Tide-resistant cables, thick as a house, tethered it to the ocean floor. Massive turbines, hundreds of yards across, drew energy from those same tides and currents, providing power to the citizens who lived upon it.

Every section of the edifice flew the flag of a nation, yet sovereignty belonged to the Union of Nations, which maintained an elected republic at the center of the bridge, near Hawaii, in the capitol city known as Prelude.

At Prelude, the LandBridge grew to ten miles wide, a consequence of the need to house its three million inhabitants. Above it stretched the Sky Tower with its Space Elevator that carried visitors up to yet another city, Rim, hovering in geosynchronous orbit. The only such city on earth in the year 2074, it provided a home to an additional 250,000 human souls.

The world was wide open, and full of hope. The problems of ample energy, and sufficient food, had been solved by technology.

Yet, it remained what some would call a fallen world. The pursuit of power in all its forms, the imposition of guilt in any way the free market of ideas could bear, created burdens for those at the bottom even as it lifted those who had won either a brief or a more long-lasting victory for themselves in the never ending game.

It had been almost a full lifetime since the Global War on Terror, and since the nuclear exchange that slaughtered millions. The violent soul of humanity stirred once again, and Diamond Joe McGowan, a middle-aged man at 56, felt it in his bones. He knew something awful was due. Too much time had passed since the last awful thing that re-ordered the world.

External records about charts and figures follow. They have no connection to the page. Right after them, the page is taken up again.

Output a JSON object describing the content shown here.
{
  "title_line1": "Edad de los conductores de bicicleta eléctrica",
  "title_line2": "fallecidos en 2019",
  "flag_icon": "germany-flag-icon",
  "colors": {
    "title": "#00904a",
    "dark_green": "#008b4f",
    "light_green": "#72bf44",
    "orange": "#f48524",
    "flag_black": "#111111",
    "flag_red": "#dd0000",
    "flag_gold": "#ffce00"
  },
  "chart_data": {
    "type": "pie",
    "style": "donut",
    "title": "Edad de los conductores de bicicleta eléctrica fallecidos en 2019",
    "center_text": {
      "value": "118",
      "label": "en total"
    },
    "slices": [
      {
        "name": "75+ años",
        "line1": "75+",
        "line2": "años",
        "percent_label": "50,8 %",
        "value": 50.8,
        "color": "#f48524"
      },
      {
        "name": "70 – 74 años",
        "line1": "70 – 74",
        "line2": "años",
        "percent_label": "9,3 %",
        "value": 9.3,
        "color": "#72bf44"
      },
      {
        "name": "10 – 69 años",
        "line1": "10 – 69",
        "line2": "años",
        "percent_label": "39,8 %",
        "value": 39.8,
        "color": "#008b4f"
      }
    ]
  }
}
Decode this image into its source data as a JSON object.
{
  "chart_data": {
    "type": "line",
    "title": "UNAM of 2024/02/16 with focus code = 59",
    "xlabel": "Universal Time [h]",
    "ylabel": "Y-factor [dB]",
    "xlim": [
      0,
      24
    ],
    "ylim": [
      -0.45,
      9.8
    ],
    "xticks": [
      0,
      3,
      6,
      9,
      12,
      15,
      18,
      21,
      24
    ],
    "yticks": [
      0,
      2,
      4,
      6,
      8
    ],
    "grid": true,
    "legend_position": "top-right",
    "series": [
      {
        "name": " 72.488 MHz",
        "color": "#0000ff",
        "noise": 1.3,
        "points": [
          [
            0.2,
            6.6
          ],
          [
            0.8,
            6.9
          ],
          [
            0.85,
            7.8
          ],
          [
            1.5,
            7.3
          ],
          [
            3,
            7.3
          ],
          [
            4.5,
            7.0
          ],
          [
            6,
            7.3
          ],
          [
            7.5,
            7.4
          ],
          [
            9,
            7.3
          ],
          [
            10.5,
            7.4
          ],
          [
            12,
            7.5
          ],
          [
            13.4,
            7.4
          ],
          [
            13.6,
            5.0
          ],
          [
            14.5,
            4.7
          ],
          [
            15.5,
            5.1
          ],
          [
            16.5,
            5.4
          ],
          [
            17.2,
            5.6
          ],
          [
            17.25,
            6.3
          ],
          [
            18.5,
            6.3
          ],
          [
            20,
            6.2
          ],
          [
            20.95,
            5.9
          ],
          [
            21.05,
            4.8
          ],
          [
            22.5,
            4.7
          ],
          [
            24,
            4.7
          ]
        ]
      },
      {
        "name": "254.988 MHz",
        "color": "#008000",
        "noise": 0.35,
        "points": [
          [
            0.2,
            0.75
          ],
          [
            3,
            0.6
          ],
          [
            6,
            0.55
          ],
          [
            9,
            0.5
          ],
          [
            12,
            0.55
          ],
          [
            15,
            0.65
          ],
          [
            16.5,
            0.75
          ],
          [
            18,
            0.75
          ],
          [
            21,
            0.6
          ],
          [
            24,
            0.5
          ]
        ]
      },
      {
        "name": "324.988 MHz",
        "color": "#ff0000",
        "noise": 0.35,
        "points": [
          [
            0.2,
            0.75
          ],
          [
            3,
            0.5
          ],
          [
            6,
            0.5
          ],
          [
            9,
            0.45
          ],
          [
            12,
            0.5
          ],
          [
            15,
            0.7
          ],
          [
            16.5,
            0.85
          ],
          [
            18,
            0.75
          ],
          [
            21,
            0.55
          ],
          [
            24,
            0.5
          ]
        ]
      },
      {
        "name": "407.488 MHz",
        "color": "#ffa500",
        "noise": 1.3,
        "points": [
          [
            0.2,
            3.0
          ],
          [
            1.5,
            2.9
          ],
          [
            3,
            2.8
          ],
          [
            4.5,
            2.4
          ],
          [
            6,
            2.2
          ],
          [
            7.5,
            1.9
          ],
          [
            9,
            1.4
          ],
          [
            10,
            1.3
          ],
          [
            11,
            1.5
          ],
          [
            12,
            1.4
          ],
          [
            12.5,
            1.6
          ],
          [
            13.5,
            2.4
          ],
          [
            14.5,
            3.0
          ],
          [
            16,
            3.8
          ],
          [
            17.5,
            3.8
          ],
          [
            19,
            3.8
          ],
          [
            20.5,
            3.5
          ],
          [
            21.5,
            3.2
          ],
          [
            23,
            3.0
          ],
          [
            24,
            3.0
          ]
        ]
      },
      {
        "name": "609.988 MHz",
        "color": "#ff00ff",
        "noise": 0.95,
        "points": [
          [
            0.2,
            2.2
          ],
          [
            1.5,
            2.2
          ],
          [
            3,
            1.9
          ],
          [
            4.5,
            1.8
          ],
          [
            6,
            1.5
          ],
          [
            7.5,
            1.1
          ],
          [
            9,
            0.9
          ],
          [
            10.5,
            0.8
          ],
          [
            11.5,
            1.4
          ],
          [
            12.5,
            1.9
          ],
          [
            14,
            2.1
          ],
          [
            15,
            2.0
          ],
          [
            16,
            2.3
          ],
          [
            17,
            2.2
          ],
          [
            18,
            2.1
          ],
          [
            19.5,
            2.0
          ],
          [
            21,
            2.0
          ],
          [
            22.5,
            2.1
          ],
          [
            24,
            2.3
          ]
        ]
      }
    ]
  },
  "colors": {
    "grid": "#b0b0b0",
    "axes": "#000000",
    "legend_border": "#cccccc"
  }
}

The deck of the world was about to be reshuffled.

Diamond Joe pondered these things not from the LandBridge, nor the Sky Tower, nor Prelude, nor Rim.

He pondered these things on the east shore of Lake Tanganyika, in Congo, where he waited, had been waiting a very long time, in a secluded hut, powered by a low-yield underground nuclear generator, fed from local produce, and from his own garden, and blessed by a scenic view of natural beauty that greeted him every morning on his deck, where he took his coffee with a dash of hazelnut creamer.

Here he would stay, in hiding, until the storm clouds gathered, casting their long shadows over the entire world.